My Internet stuff has been private courier and they visit your address. Make sure your phone is on and that you can guide them in.


----------



## Relyat (Sep 29, 2013)

Couriers have always phoned me when they are on their way. I then arrange to meet them at the Poliesportieu which isn't far away, but easier than trying to direct them to the house. 

I have been asked for I.D. when meeting them, but usually they only need my NIE and a signature.


----------



## Pazcat (Mar 24, 2010)

I had to meet another inept driver yesterday, instead of using his smart phone to perhaps check google maps and do his job properly he thought it would be easier to claim that the street does not exist and he is at the main entrance to the urb, which of course there is not one main entrance but many smaller ones.
I finally found him as he was pulling away.

That is another shop and courier company scratched off the list.


----------



## Alcalaina (Aug 6, 2010)

maureen47 said:


> I love the sales and they are not as frequent it would appear in Spain as in the UK.


Sales in Spain start 7 January, after Los Reyes, so a bit later than in the UK.


----------



## emmamayb (Aug 19, 2015)

I have found that it tends to be a courier if the shipping costs were expensive. You can also judge by the time given that it takes to ship, the shorter it is the more likely to be a courier. Also they may provide tracking information either on their site or with an external courier. You can also take any tracking number provided and enter it on the UK post office track and trace and it will provide the information.


----------



## Maureen47 (Mar 27, 2014)

Thanks for all the replies , I have put a message in Spanish with my telephone number about where to meet me if they cant find the address , our local Repsol garage are very helpful when it comes to parcels , I took them some beers and wine at Christmas as they had helped me out with parcels and got a bag of oranges in exchange, dont you love Spain !


----------



## Maureen47 (Mar 27, 2014)

Alcalaina said:


> Sales in Spain start 7 January, after Los Reyes, so a bit later than in the UK.


Yes , so I was told I think we were lucky to find the Mango sale on Jan 2nd ! It was packed out !


----------



## VFR (Dec 23, 2009)

Maureen add your mobile number into your address as this will be read by the courier delivery person.

Maureen47
Ctr El Paco.
468?? Chella.
Valencia.
Mob 606101202 (made that up)


----------



## Pazcat (Mar 24, 2010)

I thought of adding the map co-ordinates to my adress but decided that is more like to make things worse. 
Some companies are great though and the more you use them the more you know which ones are the better ones.

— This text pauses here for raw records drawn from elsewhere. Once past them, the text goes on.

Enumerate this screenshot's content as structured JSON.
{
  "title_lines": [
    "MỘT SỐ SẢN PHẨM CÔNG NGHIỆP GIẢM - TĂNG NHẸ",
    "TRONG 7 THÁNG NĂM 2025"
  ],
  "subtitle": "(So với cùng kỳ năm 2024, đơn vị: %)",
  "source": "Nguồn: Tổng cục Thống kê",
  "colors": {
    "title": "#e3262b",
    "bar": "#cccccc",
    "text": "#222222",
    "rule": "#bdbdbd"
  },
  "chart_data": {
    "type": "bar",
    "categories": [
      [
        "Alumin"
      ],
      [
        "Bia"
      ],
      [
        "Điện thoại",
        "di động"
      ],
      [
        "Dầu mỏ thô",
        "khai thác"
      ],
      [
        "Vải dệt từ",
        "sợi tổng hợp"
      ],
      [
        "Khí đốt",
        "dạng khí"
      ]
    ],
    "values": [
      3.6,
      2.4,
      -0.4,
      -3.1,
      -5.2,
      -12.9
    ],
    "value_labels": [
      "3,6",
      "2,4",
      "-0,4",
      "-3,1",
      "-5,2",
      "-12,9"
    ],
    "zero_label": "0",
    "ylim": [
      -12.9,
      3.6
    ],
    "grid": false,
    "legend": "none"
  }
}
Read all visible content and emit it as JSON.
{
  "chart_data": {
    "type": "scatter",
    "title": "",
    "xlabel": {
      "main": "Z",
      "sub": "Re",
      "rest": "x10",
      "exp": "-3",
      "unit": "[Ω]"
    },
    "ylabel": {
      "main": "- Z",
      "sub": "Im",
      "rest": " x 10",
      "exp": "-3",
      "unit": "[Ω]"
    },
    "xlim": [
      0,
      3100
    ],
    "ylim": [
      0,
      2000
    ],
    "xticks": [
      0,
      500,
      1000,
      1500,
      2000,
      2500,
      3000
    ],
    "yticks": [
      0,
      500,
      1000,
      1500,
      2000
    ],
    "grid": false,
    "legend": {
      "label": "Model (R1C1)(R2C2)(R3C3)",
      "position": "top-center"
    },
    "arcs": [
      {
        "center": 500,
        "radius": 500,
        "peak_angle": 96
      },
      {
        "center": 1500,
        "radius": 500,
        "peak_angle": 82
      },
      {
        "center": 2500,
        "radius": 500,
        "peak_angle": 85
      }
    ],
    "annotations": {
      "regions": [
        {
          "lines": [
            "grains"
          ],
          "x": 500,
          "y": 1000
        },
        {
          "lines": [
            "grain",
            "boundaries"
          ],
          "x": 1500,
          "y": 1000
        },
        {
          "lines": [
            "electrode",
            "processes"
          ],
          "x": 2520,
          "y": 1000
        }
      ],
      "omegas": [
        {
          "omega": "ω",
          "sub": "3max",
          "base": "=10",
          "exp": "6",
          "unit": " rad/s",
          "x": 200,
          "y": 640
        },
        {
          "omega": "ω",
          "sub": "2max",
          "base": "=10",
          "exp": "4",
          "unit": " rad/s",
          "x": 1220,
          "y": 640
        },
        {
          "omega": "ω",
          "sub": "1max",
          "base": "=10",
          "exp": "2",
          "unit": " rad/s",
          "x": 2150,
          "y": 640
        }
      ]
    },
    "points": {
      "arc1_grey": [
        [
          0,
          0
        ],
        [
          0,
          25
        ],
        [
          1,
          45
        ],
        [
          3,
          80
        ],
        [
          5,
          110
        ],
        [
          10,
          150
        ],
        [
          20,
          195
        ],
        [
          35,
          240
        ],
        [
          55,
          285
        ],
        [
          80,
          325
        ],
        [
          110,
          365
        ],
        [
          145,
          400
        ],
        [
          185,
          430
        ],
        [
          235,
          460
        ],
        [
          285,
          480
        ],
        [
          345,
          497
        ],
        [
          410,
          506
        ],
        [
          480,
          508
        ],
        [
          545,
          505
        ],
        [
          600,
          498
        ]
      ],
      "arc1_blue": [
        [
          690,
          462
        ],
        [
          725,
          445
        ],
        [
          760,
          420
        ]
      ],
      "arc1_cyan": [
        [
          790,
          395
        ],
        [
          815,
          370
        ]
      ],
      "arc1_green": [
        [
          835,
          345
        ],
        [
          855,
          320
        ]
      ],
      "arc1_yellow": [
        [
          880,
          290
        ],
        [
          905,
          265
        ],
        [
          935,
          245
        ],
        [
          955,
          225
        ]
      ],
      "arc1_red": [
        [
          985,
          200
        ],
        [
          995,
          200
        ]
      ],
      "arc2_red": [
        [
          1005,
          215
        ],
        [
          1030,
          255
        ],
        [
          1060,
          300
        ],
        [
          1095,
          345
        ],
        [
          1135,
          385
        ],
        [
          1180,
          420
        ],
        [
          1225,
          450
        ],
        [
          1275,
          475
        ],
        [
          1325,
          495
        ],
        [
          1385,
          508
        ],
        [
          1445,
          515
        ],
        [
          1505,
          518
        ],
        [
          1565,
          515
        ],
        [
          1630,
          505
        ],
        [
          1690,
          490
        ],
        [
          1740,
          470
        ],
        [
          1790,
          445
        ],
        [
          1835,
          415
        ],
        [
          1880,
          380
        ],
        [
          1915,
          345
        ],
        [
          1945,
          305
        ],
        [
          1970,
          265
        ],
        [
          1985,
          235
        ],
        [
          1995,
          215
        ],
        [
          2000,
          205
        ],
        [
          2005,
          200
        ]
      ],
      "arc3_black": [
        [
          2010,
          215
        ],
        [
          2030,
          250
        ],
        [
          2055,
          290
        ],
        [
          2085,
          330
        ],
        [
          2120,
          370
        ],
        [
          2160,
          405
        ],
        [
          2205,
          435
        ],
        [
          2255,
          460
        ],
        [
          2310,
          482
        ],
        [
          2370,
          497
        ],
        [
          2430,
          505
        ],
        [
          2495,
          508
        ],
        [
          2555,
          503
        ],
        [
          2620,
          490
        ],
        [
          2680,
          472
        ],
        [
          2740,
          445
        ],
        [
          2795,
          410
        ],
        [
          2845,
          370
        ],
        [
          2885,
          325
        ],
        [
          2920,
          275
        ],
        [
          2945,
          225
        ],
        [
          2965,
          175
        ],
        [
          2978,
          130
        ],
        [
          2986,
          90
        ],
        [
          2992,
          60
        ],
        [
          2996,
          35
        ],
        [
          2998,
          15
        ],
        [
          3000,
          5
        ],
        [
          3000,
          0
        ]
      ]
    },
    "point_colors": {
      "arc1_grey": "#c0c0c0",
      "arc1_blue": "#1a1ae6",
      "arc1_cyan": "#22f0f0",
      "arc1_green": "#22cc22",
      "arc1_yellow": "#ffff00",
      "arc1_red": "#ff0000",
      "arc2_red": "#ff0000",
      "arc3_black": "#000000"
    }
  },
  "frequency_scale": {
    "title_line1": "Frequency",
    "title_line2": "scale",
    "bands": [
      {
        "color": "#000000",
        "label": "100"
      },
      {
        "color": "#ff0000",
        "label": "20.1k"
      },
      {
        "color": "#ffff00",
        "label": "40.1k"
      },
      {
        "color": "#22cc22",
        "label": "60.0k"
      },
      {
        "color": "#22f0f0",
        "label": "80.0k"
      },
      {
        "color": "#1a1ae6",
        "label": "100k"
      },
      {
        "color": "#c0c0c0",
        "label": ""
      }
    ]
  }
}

Like the idea of using the garage, need to get out more and make some contacts in town.


----------



## thrax (Nov 13, 2008)

Their website says they use five delivery firms and then list six!! Which are:

Royal Mail
DPD
DHL
UPS
Parcel Force
Hermes


----------



## baldilocks (Mar 7, 2010)

So much depends on the driver, probably more so than the delivery firm. If you get to know the drivers for the relevant companies, be friendly, get to know their first names and address them by them, you will find the service greatly improves. This can also apply to shops, stores and contractors - if they think of you as a friend, they will usually go that extra half-mile.


----------



## Maureen47 (Mar 27, 2014)

baldilocks said:


> So much depends on the driver, probably more so than the delivery firm. If you get to know the drivers for the relevant companies, be friendly, get to know their first names and address them by them, you will find the service greatly improves. This can also apply to shops, stores and contractors - if they think of you as a friend, they will usually go that extra half-mile.



First time ordering with this company since being in Spain and not sure what to expect as they list a number of couriers and the Royal Mail but email with dispatch info so we will see !


----------